Can Lululemon Get Out of the Downward Doghouse?

When you make a mistake (we all do) don’t pass the blame. Accept responsibility or customer engagement will quickly turn into customer enragement.
Contributing Writer, SmallBizTrends.com
March 27, 2013

If you think you’ve heard everything there is to hear about the Lululemon yoga pants scandal, there’s a new twist (pardon the pun) to the saga.
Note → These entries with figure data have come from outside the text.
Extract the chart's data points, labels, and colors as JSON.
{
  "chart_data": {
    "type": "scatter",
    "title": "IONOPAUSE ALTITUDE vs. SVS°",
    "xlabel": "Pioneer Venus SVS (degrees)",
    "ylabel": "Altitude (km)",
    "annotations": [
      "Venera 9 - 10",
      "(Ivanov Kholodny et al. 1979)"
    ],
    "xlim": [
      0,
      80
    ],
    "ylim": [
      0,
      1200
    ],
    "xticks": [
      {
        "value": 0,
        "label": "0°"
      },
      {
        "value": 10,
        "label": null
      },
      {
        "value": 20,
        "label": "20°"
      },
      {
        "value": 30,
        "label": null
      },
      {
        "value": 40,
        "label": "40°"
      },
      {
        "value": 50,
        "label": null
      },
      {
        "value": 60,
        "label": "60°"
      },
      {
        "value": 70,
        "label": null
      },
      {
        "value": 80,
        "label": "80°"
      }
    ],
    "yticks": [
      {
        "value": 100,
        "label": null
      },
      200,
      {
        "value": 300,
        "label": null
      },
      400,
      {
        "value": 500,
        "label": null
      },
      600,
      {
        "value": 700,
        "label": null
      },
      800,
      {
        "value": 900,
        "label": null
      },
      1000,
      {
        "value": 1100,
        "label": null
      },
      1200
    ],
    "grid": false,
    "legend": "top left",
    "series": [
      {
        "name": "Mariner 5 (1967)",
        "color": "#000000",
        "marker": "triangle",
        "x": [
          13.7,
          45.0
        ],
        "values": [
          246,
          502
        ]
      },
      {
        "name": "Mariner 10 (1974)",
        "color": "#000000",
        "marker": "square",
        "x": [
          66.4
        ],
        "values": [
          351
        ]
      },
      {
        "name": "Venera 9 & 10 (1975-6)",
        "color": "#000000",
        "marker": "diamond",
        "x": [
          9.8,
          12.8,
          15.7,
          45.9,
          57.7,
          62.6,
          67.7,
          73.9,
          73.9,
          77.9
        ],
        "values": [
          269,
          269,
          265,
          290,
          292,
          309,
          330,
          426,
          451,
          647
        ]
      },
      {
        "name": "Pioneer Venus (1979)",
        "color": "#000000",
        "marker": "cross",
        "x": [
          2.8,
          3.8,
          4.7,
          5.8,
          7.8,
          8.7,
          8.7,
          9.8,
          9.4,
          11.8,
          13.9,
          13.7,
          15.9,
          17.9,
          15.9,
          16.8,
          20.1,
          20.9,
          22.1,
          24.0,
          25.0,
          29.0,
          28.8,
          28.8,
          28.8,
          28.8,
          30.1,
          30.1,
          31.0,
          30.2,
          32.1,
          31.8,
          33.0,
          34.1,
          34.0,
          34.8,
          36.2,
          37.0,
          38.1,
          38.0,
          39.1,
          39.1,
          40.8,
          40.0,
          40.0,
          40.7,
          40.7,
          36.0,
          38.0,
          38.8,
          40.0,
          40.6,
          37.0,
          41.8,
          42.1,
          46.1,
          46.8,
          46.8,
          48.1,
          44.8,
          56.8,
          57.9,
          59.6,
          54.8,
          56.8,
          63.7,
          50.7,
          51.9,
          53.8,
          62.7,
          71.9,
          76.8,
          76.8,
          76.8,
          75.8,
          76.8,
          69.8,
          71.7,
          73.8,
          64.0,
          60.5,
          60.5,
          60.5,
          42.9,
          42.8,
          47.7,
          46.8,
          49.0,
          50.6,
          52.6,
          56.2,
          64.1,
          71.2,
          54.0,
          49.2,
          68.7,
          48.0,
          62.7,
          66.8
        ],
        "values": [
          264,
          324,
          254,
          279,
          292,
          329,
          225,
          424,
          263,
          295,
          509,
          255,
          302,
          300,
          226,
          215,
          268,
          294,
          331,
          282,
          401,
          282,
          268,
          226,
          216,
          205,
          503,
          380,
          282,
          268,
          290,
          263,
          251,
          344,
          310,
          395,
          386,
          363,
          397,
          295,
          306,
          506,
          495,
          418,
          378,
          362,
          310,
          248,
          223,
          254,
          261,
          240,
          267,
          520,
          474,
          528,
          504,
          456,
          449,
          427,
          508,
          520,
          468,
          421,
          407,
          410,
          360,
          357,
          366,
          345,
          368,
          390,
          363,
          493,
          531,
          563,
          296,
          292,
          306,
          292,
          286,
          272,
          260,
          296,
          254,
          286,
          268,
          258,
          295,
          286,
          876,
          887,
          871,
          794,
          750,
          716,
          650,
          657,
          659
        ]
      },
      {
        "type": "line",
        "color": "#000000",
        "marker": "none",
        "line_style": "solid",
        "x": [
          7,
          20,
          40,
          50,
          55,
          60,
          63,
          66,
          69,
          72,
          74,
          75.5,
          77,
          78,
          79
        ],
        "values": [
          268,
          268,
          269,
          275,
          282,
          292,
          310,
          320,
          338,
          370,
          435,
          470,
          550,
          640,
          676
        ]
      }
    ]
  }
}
In case you need some catching up: the upscale yoga clothing manufacturer suffered a customer service snafu when yoginis discovered that a particular shipment of its flagship product, black yoga pants, turned sheer when you put them on.
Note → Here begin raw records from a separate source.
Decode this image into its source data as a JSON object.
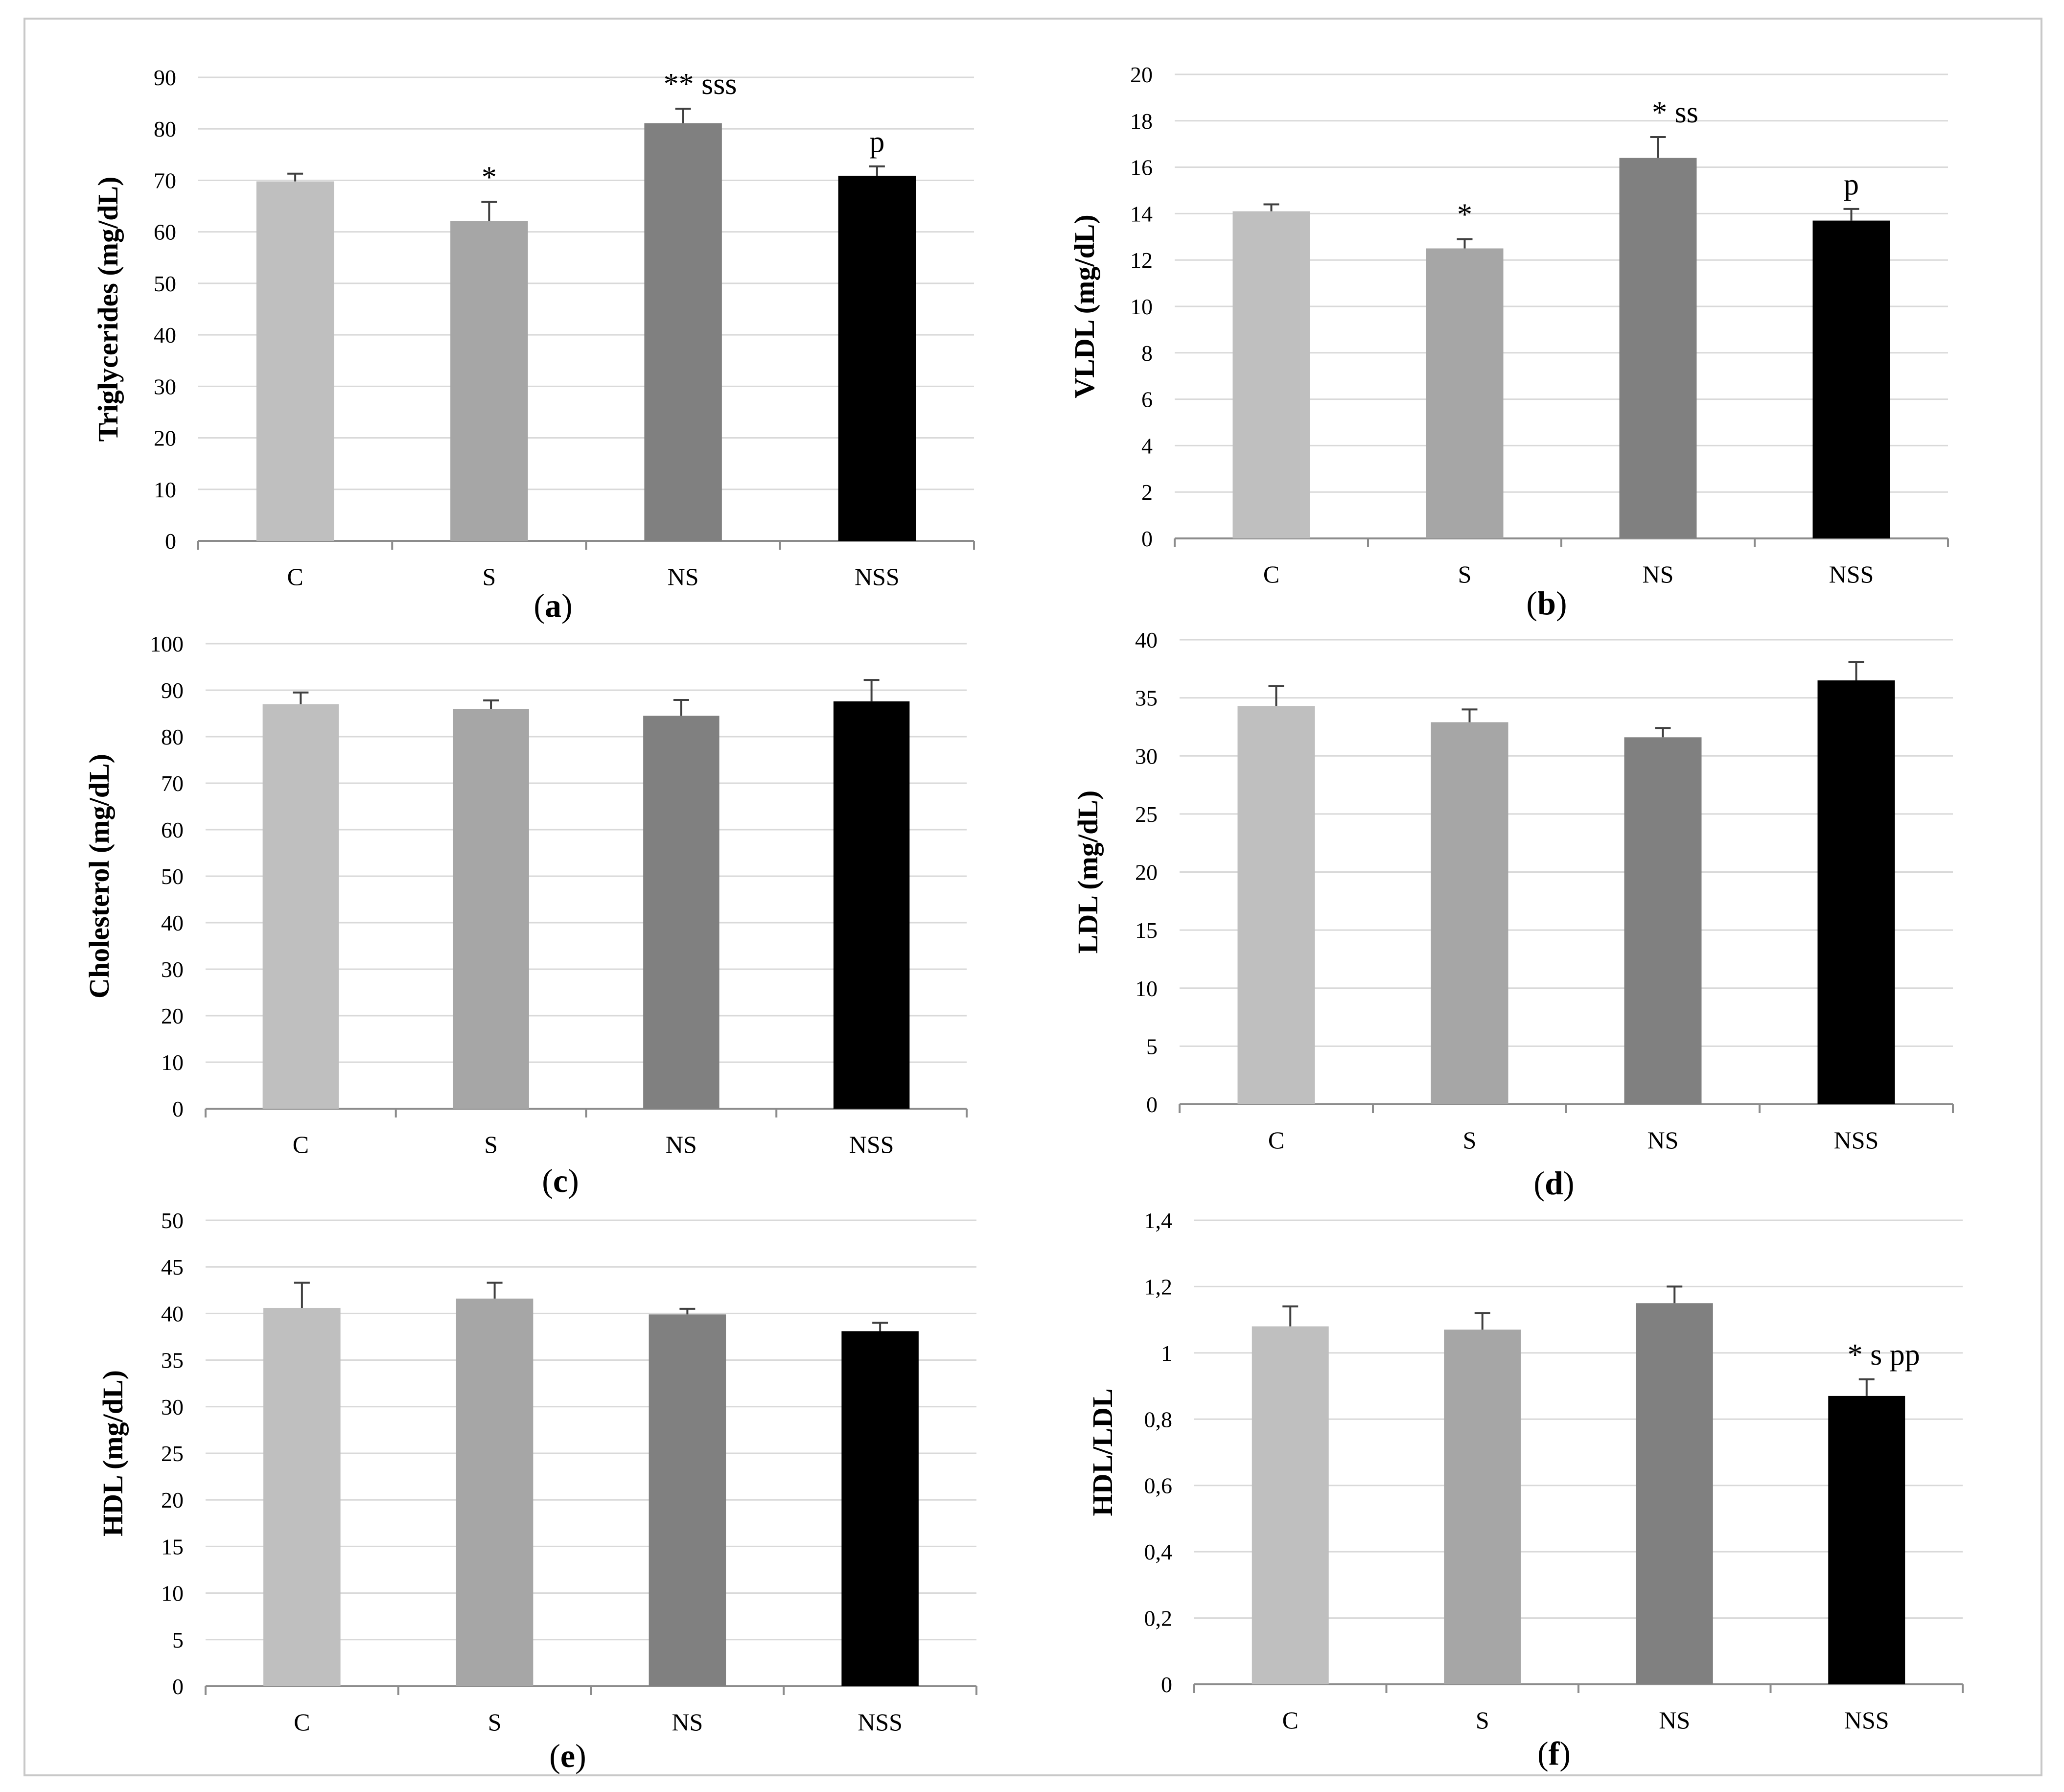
{
  "colors": {
    "C": "#bfbfbf",
    "S": "#a6a6a6",
    "NS": "#808080",
    "NSS": "#000000",
    "grid": "#d9d9d9",
    "axis": "#8c8c8c",
    "frame": "#c8c8c8"
  },
  "chart_data": [
    {
      "type": "bar",
      "panel_label": "a",
      "categories": [
        "C",
        "S",
        "NS",
        "NSS"
      ],
      "values": [
        69.8,
        62.1,
        81.1,
        70.9
      ],
      "errors": [
        1.5,
        3.7,
        2.8,
        1.8
      ],
      "annotations": [
        "",
        "*",
        "** sss",
        "p"
      ],
      "ylabel": "Triglycerides (mg/dL)",
      "ylim": [
        0,
        90
      ],
      "yticks": [
        0,
        10,
        20,
        30,
        40,
        50,
        60,
        70,
        80,
        90
      ],
      "ytick_labels": [
        "0",
        "10",
        "20",
        "30",
        "40",
        "50",
        "60",
        "70",
        "80",
        "90"
      ],
      "grid": true
    },
    {
      "type": "bar",
      "panel_label": "b",
      "categories": [
        "C",
        "S",
        "NS",
        "NSS"
      ],
      "values": [
        14.1,
        12.5,
        16.4,
        13.7
      ],
      "errors": [
        0.3,
        0.4,
        0.9,
        0.5
      ],
      "annotations": [
        "",
        "*",
        "* ss",
        "p"
      ],
      "ylabel": "VLDL (mg/dL)",
      "ylim": [
        0,
        20
      ],
      "yticks": [
        0,
        2,
        4,
        6,
        8,
        10,
        12,
        14,
        16,
        18,
        20
      ],
      "ytick_labels": [
        "0",
        "2",
        "4",
        "6",
        "8",
        "10",
        "12",
        "14",
        "16",
        "18",
        "20"
      ],
      "grid": true
    },
    {
      "type": "bar",
      "panel_label": "c",
      "categories": [
        "C",
        "S",
        "NS",
        "NSS"
      ],
      "values": [
        87.0,
        86.0,
        84.5,
        87.6
      ],
      "errors": [
        2.5,
        1.8,
        3.4,
        4.6
      ],
      "annotations": [
        "",
        "",
        "",
        ""
      ],
      "ylabel": "Cholesterol (mg/dL)",
      "ylim": [
        0,
        100
      ],
      "yticks": [
        0,
        10,
        20,
        30,
        40,
        50,
        60,
        70,
        80,
        90,
        100
      ],
      "ytick_labels": [
        "0",
        "10",
        "20",
        "30",
        "40",
        "50",
        "60",
        "70",
        "80",
        "90",
        "100"
      ],
      "grid": true
    },
    {
      "type": "bar",
      "panel_label": "d",
      "categories": [
        "C",
        "S",
        "NS",
        "NSS"
      ],
      "values": [
        34.3,
        32.9,
        31.6,
        36.5
      ],
      "errors": [
        1.7,
        1.1,
        0.8,
        1.6
      ],
      "annotations": [
        "",
        "",
        "",
        ""
      ],
      "ylabel": "LDL (mg/dL)",
      "ylim": [
        0,
        40
      ],
      "yticks": [
        0,
        5,
        10,
        15,
        20,
        25,
        30,
        35,
        40
      ],
      "ytick_labels": [
        "0",
        "5",
        "10",
        "15",
        "20",
        "25",
        "30",
        "35",
        "40"
      ],
      "grid": true
    },
    {
      "type": "bar",
      "panel_label": "e",
      "categories": [
        "C",
        "S",
        "NS",
        "NSS"
      ],
      "values": [
        40.6,
        41.6,
        39.9,
        38.1
      ],
      "errors": [
        2.7,
        1.7,
        0.6,
        0.9
      ],
      "annotations": [
        "",
        "",
        "",
        ""
      ],
      "ylabel": "HDL (mg/dL)",
      "ylim": [
        0,
        50
      ],
      "yticks": [
        0,
        5,
        10,
        15,
        20,
        25,
        30,
        35,
        40,
        45,
        50
      ],
      "ytick_labels": [
        "0",
        "5",
        "10",
        "15",
        "20",
        "25",
        "30",
        "35",
        "40",
        "45",
        "50"
      ],
      "grid": true
    },
    {
      "type": "bar",
      "panel_label": "f",
      "categories": [
        "C",
        "S",
        "NS",
        "NSS"
      ],
      "values": [
        1.08,
        1.07,
        1.15,
        0.87
      ],
      "errors": [
        0.06,
        0.05,
        0.05,
        0.05
      ],
      "annotations": [
        "",
        "",
        "",
        "* s pp"
      ],
      "ylabel": "HDL/LDL",
      "ylim": [
        0,
        1.4
      ],
      "yticks": [
        0,
        0.2,
        0.4,
        0.6,
        0.8,
        1.0,
        1.2,
        1.4
      ],
      "ytick_labels": [
        "0",
        "0,2",
        "0,4",
        "0,6",
        "0,8",
        "1",
        "1,2",
        "1,4"
      ],
      "grid": true
    }
  ]
}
Instead of making it easy to return the defective pants, the New York Post reported that some Lululemon employees were making customers put on the pants, and then bend over to “pass inspection” to make sure the pants were sheer enough to warrant a return. After the article ran in the Post, Lululemon said all pants bought after March 1—when the defective shipment was received—can be returned, no questions asked.

Meanwhile, Lululemon blamed a supplier for making pants that didn’t meet its standards—but the supplier is fighting back, telling The Wall Street Journal that the pants did indeed meet Lululemon’s quality control standards.

What’s the lesson here? When you’re charging $98 for a product that sells for $9 elsewhere, quality is everything. If your product quality isn’t up to snuff—for whatever reason—your customer service quality has to make up for it. In other words, don’t blame the supplier, or the customer. Accept the responsibility—and the returns.